DOI

10.17077/etd.hh6iysdg

Document Type

Thesis

Date of Degree

Summer 2018

Degree Name

MS (Master of Science)

Degree In

Occupational and Environmental Health

First Advisor

Anthony, T. Renee

First Committee Member

Nonnenmann, Matthew W.

Second Committee Member

O'Shaughnessy, Patrick T.

Abstract

General noise regulations and guidelines protect workers against 8-hour time-weighted average noise exposures > 85-90 dBA that can cause health outcomes and noise induced hearing loss (NIHL), but the bus transportation industry has guidelines limiting lower noise exposures > 75-80 dBA to reduce safety hazards, including distraction and poor communication. These hazards can create dangerous driving conditions, especially for urban bus drivers, potentially causing a collision. Further research was necessary to characterize U.S. urban transit bus driver noise exposures to assess whether they exceeded 75, 80, 85, and 90 dBA, time-weighted, and to identify statistically significant noise exposure risk factors for this local transit system.

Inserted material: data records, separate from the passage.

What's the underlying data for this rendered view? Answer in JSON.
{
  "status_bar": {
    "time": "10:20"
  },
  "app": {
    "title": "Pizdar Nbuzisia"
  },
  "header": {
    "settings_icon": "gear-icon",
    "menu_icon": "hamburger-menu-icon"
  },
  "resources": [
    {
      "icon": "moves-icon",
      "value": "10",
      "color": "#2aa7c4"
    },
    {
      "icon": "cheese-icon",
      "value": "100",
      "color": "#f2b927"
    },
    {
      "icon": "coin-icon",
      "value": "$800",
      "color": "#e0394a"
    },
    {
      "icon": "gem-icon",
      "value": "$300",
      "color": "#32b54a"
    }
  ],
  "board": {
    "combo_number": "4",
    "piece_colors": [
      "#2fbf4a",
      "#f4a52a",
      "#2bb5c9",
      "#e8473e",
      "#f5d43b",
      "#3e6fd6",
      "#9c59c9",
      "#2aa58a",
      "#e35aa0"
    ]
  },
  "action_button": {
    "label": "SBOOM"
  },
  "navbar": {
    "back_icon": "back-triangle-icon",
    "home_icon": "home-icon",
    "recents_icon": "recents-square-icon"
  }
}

Time-weighted average noise exposures collected from the local transit system, a small urban bus system serving a university in Iowa City, showed the majority of drivers did not exceed 85 dBA due to short shift times, but these drivers may have been at a safety risk for distractions and poor communication due to loud environments > 75-80 dBA. The driver's AM/FM radio was a statistically significant risk factor (p = 0.004) affecting driver-shift TWA noise exposures. Projected noise exposure calculations showed that with bus driver shifts greater than or equal to 8 hours, the TWA noise exposures measured may exceed 85 dBA. Actual 8- hour time-weighted average noise exposures using sequential bus driver shifts did not exceed 90 dBA.

Pages

vii, 50 pages

Bibliography

Includes bibliographical references (pages 44-50).